Des commentateurs accusent la Grande-Bretagne d’avoir capitulé devant l’Iran et de lui avoir cédé une victoire humiliante en obtenant la libération de 15 marins britanniques la semaine dernière, mais ce serait plutôt le contraire qui se produit. Pour comprendre pourquoi, il convient de tenir compte de l’ensemble de la politique interne iranienne sur fond de crise.

Le problème iranien est en fait lié au Corps des gardes de la Révolution islamique (IRGC ou en perse Pasdaran ) et aux institutions alliées telles que la milice Basidj. Ces entités de « pouvoir » servent de base politique aux conservateurs d’Iran. En échange de leur soutien, les leaders politiques comme l’ancien président Akbar Hashemi Rafsanjani et le chef suprême, l’ayatollah Ali Khamenei, ont permis à l’IRGC de devenir un État semi‑autonome dans l’État. Il s’agit aujourd’hui d’une vaste entreprise tentaculaire qui contrôle sa propre agence de renseignements, une infrastructure de production et des sociétés d’import-export, à l’image de la FSB russe ou de l’armée chinoise. Depuis son arrivée au pouvoir, l’actuel régime Ahmedinejad a accordé aux filiales de l’IRGC des contrats sans appels d’offres représentant des milliards – ce qui n’a fait que renforcer sa réputation de corruption aux yeux du public iranien.

Il est largement admis que le chef suprême Khamenei a mis au pouvoir le président fou Mahmoud Ahmedinejad pour faire contrepoids à l’ancien président Rafsanjani et qu’il regrette cette décision depuis lors, car Ahmedinejad a déblatéré sur l’Holocauste et n’a fait qu’exacerber la situation d’isolement de l’Iran. Le président actuel est issu du IRGC (précisément de l’unité Ramazan des forces Quds) et a utilisé cette organisation et les Basidj pour consolider son pouvoir face à des opposants politiques plus nombreux.

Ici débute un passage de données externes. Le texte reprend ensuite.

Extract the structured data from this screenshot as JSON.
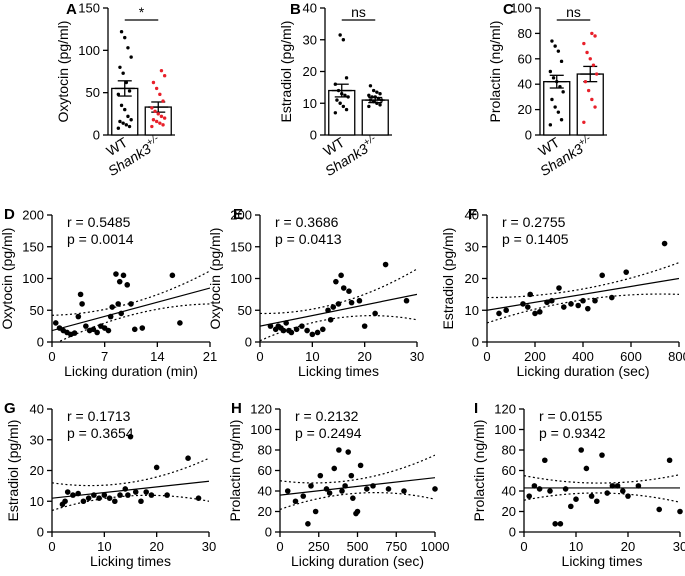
{
  "figure": {
    "panels": [
      {
        "id": "panel-a",
        "label": "A"
      },
      {
        "id": "panel-b",
        "label": "B"
      },
      {
        "id": "panel-c",
        "label": "C"
      },
      {
        "id": "panel-d",
        "label": "D"
      },
      {
        "id": "panel-e",
        "label": "E"
      },
      {
        "id": "panel-f",
        "label": "F"
      },
      {
        "id": "panel-g",
        "label": "G"
      },
      {
        "id": "panel-h",
        "label": "H"
      },
      {
        "id": "panel-i",
        "label": "I"
      }
    ]
  },
  "chart_data": [
    {
      "id": "panel-a",
      "panel": "A",
      "type": "bar",
      "ylabel": "Oxytocin (pg/ml)",
      "ylim": [
        0,
        150
      ],
      "yticks": [
        0,
        50,
        100,
        150
      ],
      "categories": [
        "WT",
        "Shank3+/-"
      ],
      "category_style": [
        "normal",
        "italic-superscript"
      ],
      "means": [
        55,
        33
      ],
      "sem": [
        9,
        6
      ],
      "point_colors": [
        "#000000",
        "#e8202a"
      ],
      "points": [
        [
          8,
          10,
          12,
          14,
          16,
          18,
          22,
          30,
          35,
          48,
          52,
          62,
          73,
          80,
          92,
          103,
          115,
          122
        ],
        [
          10,
          12,
          14,
          16,
          18,
          20,
          22,
          25,
          28,
          32,
          40,
          48,
          55,
          62,
          70,
          76
        ]
      ],
      "significance": "*"
    },
    {
      "id": "panel-b",
      "panel": "B",
      "type": "bar",
      "ylabel": "Estradiol (pg/ml)",
      "ylim": [
        0,
        40
      ],
      "yticks": [
        0,
        10,
        20,
        30,
        40
      ],
      "categories": [
        "WT",
        "Shank3+/-"
      ],
      "category_style": [
        "normal",
        "italic-superscript"
      ],
      "means": [
        14,
        11
      ],
      "sem": [
        2,
        0.8
      ],
      "point_colors": [
        "#000000",
        "#000000"
      ],
      "points": [
        [
          7,
          8,
          9,
          10,
          11,
          12,
          12.5,
          13,
          14,
          16,
          18,
          30,
          31.5
        ],
        [
          9,
          9.5,
          10,
          10.5,
          11,
          11,
          11.5,
          12,
          12,
          12.5,
          13,
          13.5,
          14,
          15.5
        ]
      ],
      "significance": "ns"
    },
    {
      "id": "panel-c",
      "panel": "C",
      "type": "bar",
      "ylabel": "Prolactin (ng/ml)",
      "ylim": [
        0,
        100
      ],
      "yticks": [
        0,
        20,
        40,
        60,
        80,
        100
      ],
      "categories": [
        "WT",
        "Shank3+/-"
      ],
      "category_style": [
        "normal",
        "italic-superscript"
      ],
      "means": [
        42,
        48
      ],
      "sem": [
        5,
        6
      ],
      "point_colors": [
        "#000000",
        "#e8202a"
      ],
      "points": [
        [
          8,
          12,
          18,
          22,
          28,
          34,
          38,
          42,
          45,
          50,
          58,
          66,
          70,
          74
        ],
        [
          10,
          22,
          28,
          35,
          42,
          48,
          55,
          60,
          65,
          72,
          78,
          80
        ]
      ],
      "significance": "ns"
    },
    {
      "id": "panel-d",
      "panel": "D",
      "type": "scatter",
      "xlabel": "Licking duration (min)",
      "ylabel": "Oxytocin (pg/ml)",
      "xlim": [
        0,
        21
      ],
      "ylim": [
        0,
        200
      ],
      "xticks": [
        0,
        7,
        14,
        21
      ],
      "yticks": [
        0,
        50,
        100,
        150,
        200
      ],
      "r": "r = 0.5485",
      "p": "p = 0.0014",
      "fit": [
        18,
        85
      ],
      "ci_upper": [
        42,
        112
      ],
      "ci_lower": [
        -5,
        60
      ],
      "points": [
        [
          0.5,
          30
        ],
        [
          1,
          22
        ],
        [
          1.5,
          18
        ],
        [
          2,
          15
        ],
        [
          2.5,
          12
        ],
        [
          3,
          14
        ],
        [
          3.5,
          40
        ],
        [
          3.8,
          75
        ],
        [
          4,
          60
        ],
        [
          4.5,
          25
        ],
        [
          5,
          18
        ],
        [
          5.5,
          20
        ],
        [
          6,
          15
        ],
        [
          6.5,
          25
        ],
        [
          7,
          22
        ],
        [
          7.5,
          18
        ],
        [
          7.8,
          40
        ],
        [
          8,
          55
        ],
        [
          8.5,
          107
        ],
        [
          8.8,
          60
        ],
        [
          9,
          95
        ],
        [
          9.2,
          45
        ],
        [
          9.5,
          105
        ],
        [
          10,
          90
        ],
        [
          10.5,
          60
        ],
        [
          11,
          20
        ],
        [
          12,
          22
        ],
        [
          16,
          105
        ],
        [
          17,
          30
        ]
      ]
    },
    {
      "id": "panel-e",
      "panel": "E",
      "type": "scatter",
      "xlabel": "Licking times",
      "ylabel": "Oxytocin (pg/ml)",
      "xlim": [
        0,
        30
      ],
      "ylim": [
        0,
        200
      ],
      "xticks": [
        0,
        10,
        20,
        30
      ],
      "yticks": [
        0,
        50,
        100,
        150,
        200
      ],
      "r": "r = 0.3686",
      "p": "p = 0.0413",
      "fit": [
        25,
        75
      ],
      "ci_upper": [
        45,
        115
      ],
      "ci_lower": [
        2,
        35
      ],
      "points": [
        [
          2,
          25
        ],
        [
          3,
          20
        ],
        [
          3.5,
          25
        ],
        [
          4,
          22
        ],
        [
          4.5,
          18
        ],
        [
          5,
          30
        ],
        [
          5.5,
          18
        ],
        [
          6,
          15
        ],
        [
          7,
          20
        ],
        [
          8,
          25
        ],
        [
          9,
          18
        ],
        [
          10,
          12
        ],
        [
          11,
          15
        ],
        [
          12,
          20
        ],
        [
          13,
          50
        ],
        [
          13.5,
          35
        ],
        [
          14,
          55
        ],
        [
          14.5,
          95
        ],
        [
          15,
          60
        ],
        [
          15.5,
          105
        ],
        [
          16,
          85
        ],
        [
          17,
          80
        ],
        [
          17.5,
          62
        ],
        [
          19,
          65
        ],
        [
          20,
          25
        ],
        [
          22,
          45
        ],
        [
          24,
          122
        ],
        [
          28,
          65
        ]
      ]
    },
    {
      "id": "panel-f",
      "panel": "F",
      "type": "scatter",
      "xlabel": "Licking duration (sec)",
      "ylabel": "Estradiol (pg/ml)",
      "xlim": [
        0,
        800
      ],
      "ylim": [
        0,
        40
      ],
      "xticks": [
        0,
        200,
        400,
        600,
        800
      ],
      "yticks": [
        0,
        10,
        20,
        30,
        40
      ],
      "r": "r = 0.2755",
      "p": "p = 0.1405",
      "fit": [
        10,
        20
      ],
      "ci_upper": [
        14,
        25
      ],
      "ci_lower": [
        6,
        15
      ],
      "points": [
        [
          50,
          9
        ],
        [
          80,
          10
        ],
        [
          150,
          12
        ],
        [
          170,
          11
        ],
        [
          180,
          15
        ],
        [
          200,
          9
        ],
        [
          220,
          9.5
        ],
        [
          250,
          12.5
        ],
        [
          270,
          13
        ],
        [
          300,
          17
        ],
        [
          320,
          11
        ],
        [
          350,
          12
        ],
        [
          380,
          11.5
        ],
        [
          400,
          13
        ],
        [
          420,
          10.5
        ],
        [
          450,
          13
        ],
        [
          480,
          21
        ],
        [
          520,
          14
        ],
        [
          580,
          22
        ],
        [
          740,
          31
        ]
      ]
    },
    {
      "id": "panel-g",
      "panel": "G",
      "type": "scatter",
      "xlabel": "Licking times",
      "ylabel": "Estradiol (pg/ml)",
      "xlim": [
        0,
        30
      ],
      "ylim": [
        0,
        40
      ],
      "xticks": [
        0,
        10,
        20,
        30
      ],
      "yticks": [
        0,
        10,
        20,
        30,
        40
      ],
      "r": "r = 0.1713",
      "p": "p = 0.3654",
      "fit": [
        11,
        16.5
      ],
      "ci_upper": [
        16,
        24
      ],
      "ci_lower": [
        7,
        10
      ],
      "points": [
        [
          2,
          9
        ],
        [
          2.5,
          10
        ],
        [
          3,
          13
        ],
        [
          4,
          12
        ],
        [
          5,
          12.5
        ],
        [
          6,
          10
        ],
        [
          7,
          11
        ],
        [
          8,
          12
        ],
        [
          9,
          11
        ],
        [
          10,
          12
        ],
        [
          11,
          11
        ],
        [
          12,
          10
        ],
        [
          13,
          12
        ],
        [
          14,
          14
        ],
        [
          14.5,
          12
        ],
        [
          15,
          31
        ],
        [
          16,
          13
        ],
        [
          17,
          10
        ],
        [
          18,
          13
        ],
        [
          19,
          12
        ],
        [
          20,
          21
        ],
        [
          22,
          12
        ],
        [
          26,
          24
        ],
        [
          28,
          11
        ]
      ]
    },
    {
      "id": "panel-h",
      "panel": "H",
      "type": "scatter",
      "xlabel": "Licking duration (sec)",
      "ylabel": "Prolactin (ng/ml)",
      "xlim": [
        0,
        1000
      ],
      "ylim": [
        0,
        120
      ],
      "xticks": [
        0,
        250,
        500,
        750,
        1000
      ],
      "yticks": [
        0,
        20,
        40,
        60,
        80,
        100,
        120
      ],
      "r": "r = 0.2132",
      "p": "p = 0.2494",
      "fit": [
        36,
        53
      ],
      "ci_upper": [
        50,
        75
      ],
      "ci_lower": [
        22,
        32
      ],
      "points": [
        [
          50,
          40
        ],
        [
          100,
          30
        ],
        [
          150,
          35
        ],
        [
          180,
          8
        ],
        [
          200,
          45
        ],
        [
          230,
          20
        ],
        [
          260,
          55
        ],
        [
          300,
          42
        ],
        [
          320,
          38
        ],
        [
          350,
          62
        ],
        [
          380,
          80
        ],
        [
          400,
          40
        ],
        [
          420,
          45
        ],
        [
          440,
          78
        ],
        [
          460,
          55
        ],
        [
          470,
          33
        ],
        [
          490,
          18
        ],
        [
          500,
          20
        ],
        [
          520,
          65
        ],
        [
          560,
          42
        ],
        [
          600,
          45
        ],
        [
          700,
          42
        ],
        [
          800,
          40
        ],
        [
          1000,
          42
        ]
      ]
    },
    {
      "id": "panel-i",
      "panel": "I",
      "type": "scatter",
      "xlabel": "Licking times",
      "ylabel": "Prolactin (ng/ml)",
      "xlim": [
        0,
        30
      ],
      "ylim": [
        0,
        120
      ],
      "xticks": [
        0,
        10,
        20,
        30
      ],
      "yticks": [
        0,
        20,
        40,
        60,
        80,
        100,
        120
      ],
      "r": "r = 0.0155",
      "p": "p = 0.9342",
      "fit": [
        43,
        43
      ],
      "ci_upper": [
        55,
        56
      ],
      "ci_lower": [
        31,
        29
      ],
      "points": [
        [
          1,
          35
        ],
        [
          2,
          45
        ],
        [
          3,
          42
        ],
        [
          4,
          70
        ],
        [
          5,
          40
        ],
        [
          6,
          8
        ],
        [
          7,
          8
        ],
        [
          8,
          42
        ],
        [
          9,
          25
        ],
        [
          10,
          32
        ],
        [
          11,
          80
        ],
        [
          12,
          62
        ],
        [
          13,
          35
        ],
        [
          14,
          30
        ],
        [
          15,
          75
        ],
        [
          16,
          38
        ],
        [
          17,
          45
        ],
        [
          18,
          45
        ],
        [
          19,
          40
        ],
        [
          20,
          35
        ],
        [
          22,
          45
        ],
        [
          26,
          22
        ],
        [
          28,
          70
        ],
        [
          30,
          20
        ]
      ]
    }
  ]
}
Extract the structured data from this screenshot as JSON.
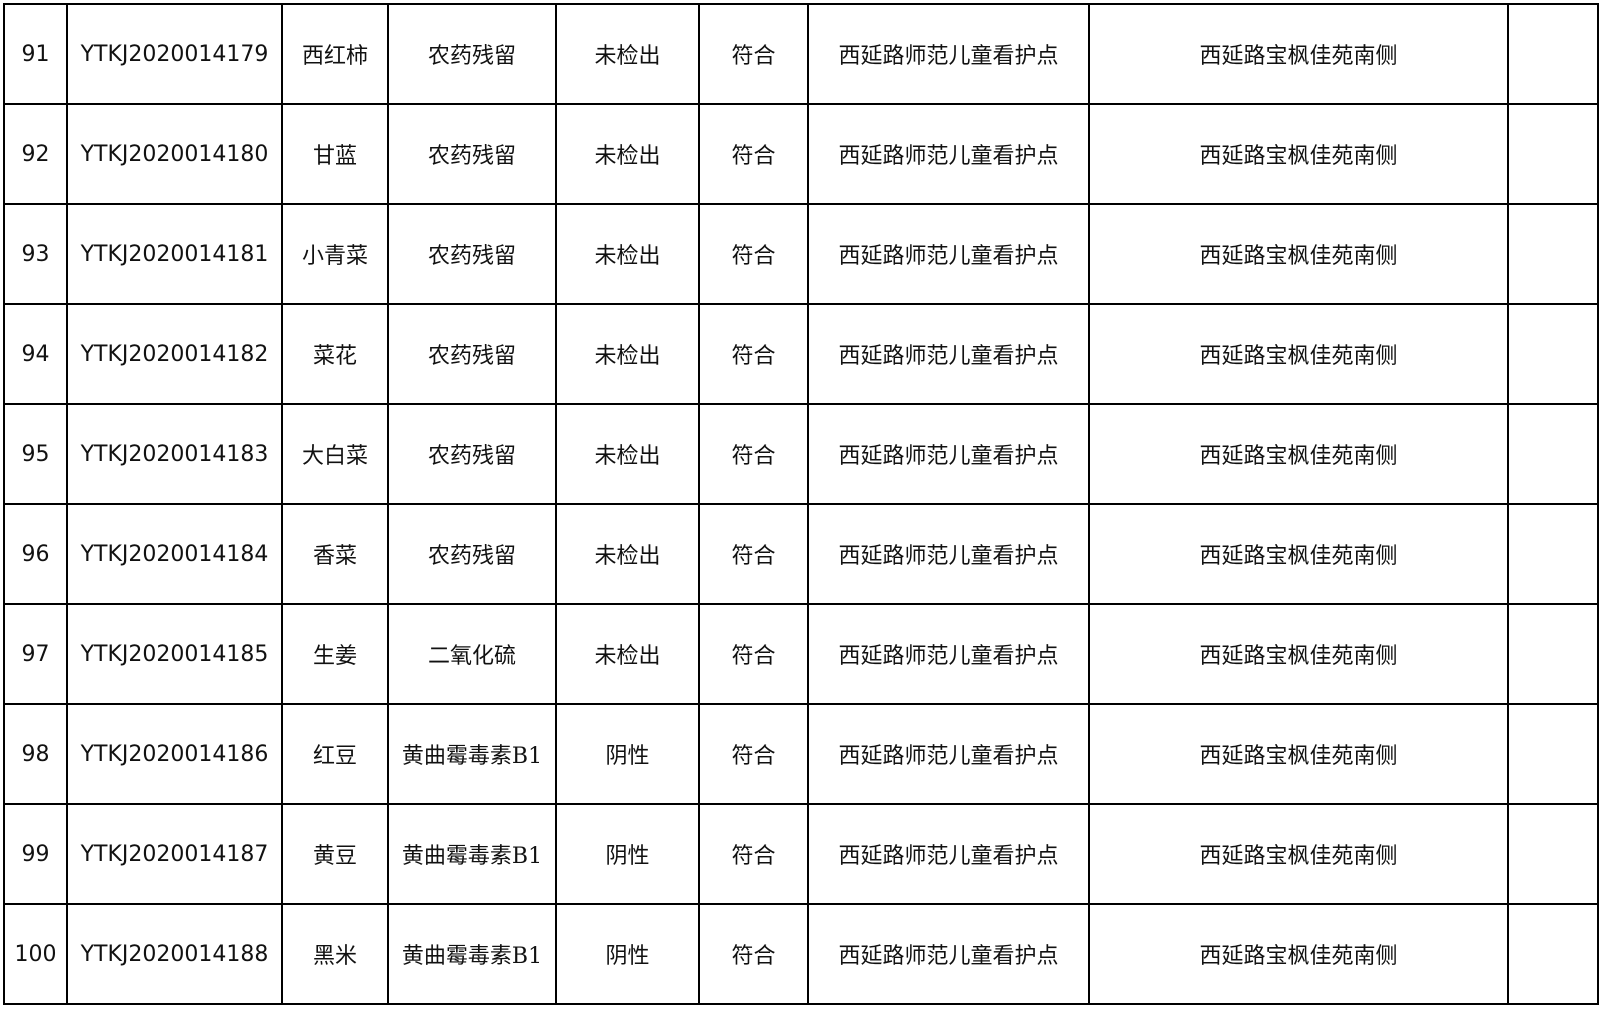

Personne ne sait exactement pourquoi l’aile navale de l’IRGC a capturé 15 marins britanniques fin mars. Certains pensent qu’il s’agit d’une décision indépendante du commandement de l’IRGC, ou de la marine, puisque l’occasion se présentait. L’IRGC a probablement voulu mettre les atouts de son côté pour négocier la libération de ses membres retenus en Iran. La capture survient aussitôt après que le Conseil de sécurité a approuvé un ensemble spécifique de sanctions contre l’Iran – doutons qu’il s’agisse d’une coïncidence – ciblant non seulement des filiales de l’IRGC et des institutions financières comme le Groupe des industries des munitions et de la métallurgie et la Banque Sepah, des organisations menant des activités nucléaires ou balistiques, mais aussi un ensemble de hauts dirigeants de l’IRGC, dont Morteza Rezaei, commandant adjoint de la garde, le vice-amiral Ali Ahmadian, le chef d’État major, et le brigadier général Mohammad Hejazi, commandant des Basidj. En bloquant les biens iraniens en dehors de l’Iran, l’ONU a touché l’IRGC là où le bât blesse, c’est-à-dire au portefeuille.